Вы легко простите меня, если я перестану следовать за всеми подробностями ее жизни; она мне о них не рассказывала. Мы столкнемся с нею снова в Мадриде на ее памятном для всех дебюте, выдвинувшем ее сразу в первый ряд самых знаменитых актрис. Энтузиазм, встретивший ее там, был столь необычен и столь горяч, что весь город, казалось, отозвался на театральные аплодисменты, и толпа, провожавшая ее восторженными криками и венками до самого дома, согласилась разойтись лишь после того, как она еще раз показалась в окнах своих комнат. Но не только такие чувства она пробудила. Ее красота, не менее, поистине, замечательная, чем таланты, произвела глубокое впечатление на одно высокопоставленное лицо, державшее в то время в своих руках судьбы Испании; вы позволите не называть его имени, во-первых, потому, что моя совесть историка требует проверки этого анекдота из частной жизни, и во-вторых, потому, что мне не хотелось бы прибавлять еще одну, вполне, впрочем, извинительную, слабость к его истинным и мнимым преступлениям, в которых переменчивая молва народа обвиняет обычно низложенных властителей. Достоверно лишь то, что на сцене она больше не появлялась и что все блага судьбы в несколько дней осыпали эту неведомую авантюристку, нищету и позор которой наблюдали обитатели соседних провинций на протяжении целого года.

В Мадриде только и говорили, что о разнообразии ее нарядов, богатстве драгоценностей и роскоши выезда. Против обыкновения, ей легко прощали ее внезапное обогащение, потому что между ее судьями нашлось бы очень немного таких, которые не сочли бы себя счастливыми одарить ее во сто крат больше.

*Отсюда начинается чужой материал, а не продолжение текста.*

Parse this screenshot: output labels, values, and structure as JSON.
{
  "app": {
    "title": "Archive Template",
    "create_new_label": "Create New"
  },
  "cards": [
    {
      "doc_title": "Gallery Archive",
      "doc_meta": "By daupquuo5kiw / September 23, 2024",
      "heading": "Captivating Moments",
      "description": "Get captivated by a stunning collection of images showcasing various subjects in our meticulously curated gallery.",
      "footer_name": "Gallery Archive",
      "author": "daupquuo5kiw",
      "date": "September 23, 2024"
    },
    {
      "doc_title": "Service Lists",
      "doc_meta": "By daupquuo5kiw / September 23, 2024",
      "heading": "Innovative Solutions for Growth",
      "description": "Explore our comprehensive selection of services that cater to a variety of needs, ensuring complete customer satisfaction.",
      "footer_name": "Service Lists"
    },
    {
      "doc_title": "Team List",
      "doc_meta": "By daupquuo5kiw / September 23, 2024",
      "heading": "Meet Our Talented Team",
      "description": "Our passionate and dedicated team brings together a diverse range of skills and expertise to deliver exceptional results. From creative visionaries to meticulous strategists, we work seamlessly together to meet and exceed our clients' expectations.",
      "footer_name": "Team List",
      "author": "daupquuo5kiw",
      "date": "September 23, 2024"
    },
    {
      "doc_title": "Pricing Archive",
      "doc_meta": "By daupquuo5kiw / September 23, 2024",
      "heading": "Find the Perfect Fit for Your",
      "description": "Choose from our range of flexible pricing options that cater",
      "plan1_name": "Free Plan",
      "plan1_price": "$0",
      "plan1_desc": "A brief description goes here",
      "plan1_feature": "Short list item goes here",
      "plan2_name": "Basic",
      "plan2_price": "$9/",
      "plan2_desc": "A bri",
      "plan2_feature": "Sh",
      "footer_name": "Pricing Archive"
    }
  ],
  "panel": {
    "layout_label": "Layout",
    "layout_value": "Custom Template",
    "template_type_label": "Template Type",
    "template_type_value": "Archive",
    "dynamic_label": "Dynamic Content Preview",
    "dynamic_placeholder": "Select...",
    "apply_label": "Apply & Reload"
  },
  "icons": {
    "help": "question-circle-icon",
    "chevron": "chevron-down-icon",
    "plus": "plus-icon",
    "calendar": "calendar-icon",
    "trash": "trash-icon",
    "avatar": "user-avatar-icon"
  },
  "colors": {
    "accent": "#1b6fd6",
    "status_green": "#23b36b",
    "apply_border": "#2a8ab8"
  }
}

Следует, впрочем, прибавить к чести Педрины, что сокровища, приобретенные ею ценою любви, не таяли в бесплодных фантазиях расточительства. По природе сострадательная и щедрая, она отыскивала горе, чтобы его облегчить. Она несла помощь и утешение в лачугу бедняка и к изголовью больного. Она облегчала страдания несчастных, присоединяя к своим благодеяниям искреннее участие. Будучи фавориткой, она заставила народ себя полюбить. О, это так нетрудно, когда к твоим услугам богатство! Имя Педрины приобрело такую известность, что молва о ее славе достигла слуха Гаэтано, таившего свою постыдную жизнь в каком-то темном углу. Выручки от грабежа и предательства, поддерживавшей его существование до этого времени, перестало хватать на его нужды. Он пожалел, что пренебрег доходами, которые мог бы извлечь от падения своей возлюбленной. Он дерзнул составить план, цель которого состояла в том, чтобы любой ценой, даже ценой нового преступления, исправить свою ошибку. Впрочем, для него преступление было наиболее простым делом. Он рассчитывал на свою многократно испытанную ловкость, чтобы внушить ей некоторое доверие.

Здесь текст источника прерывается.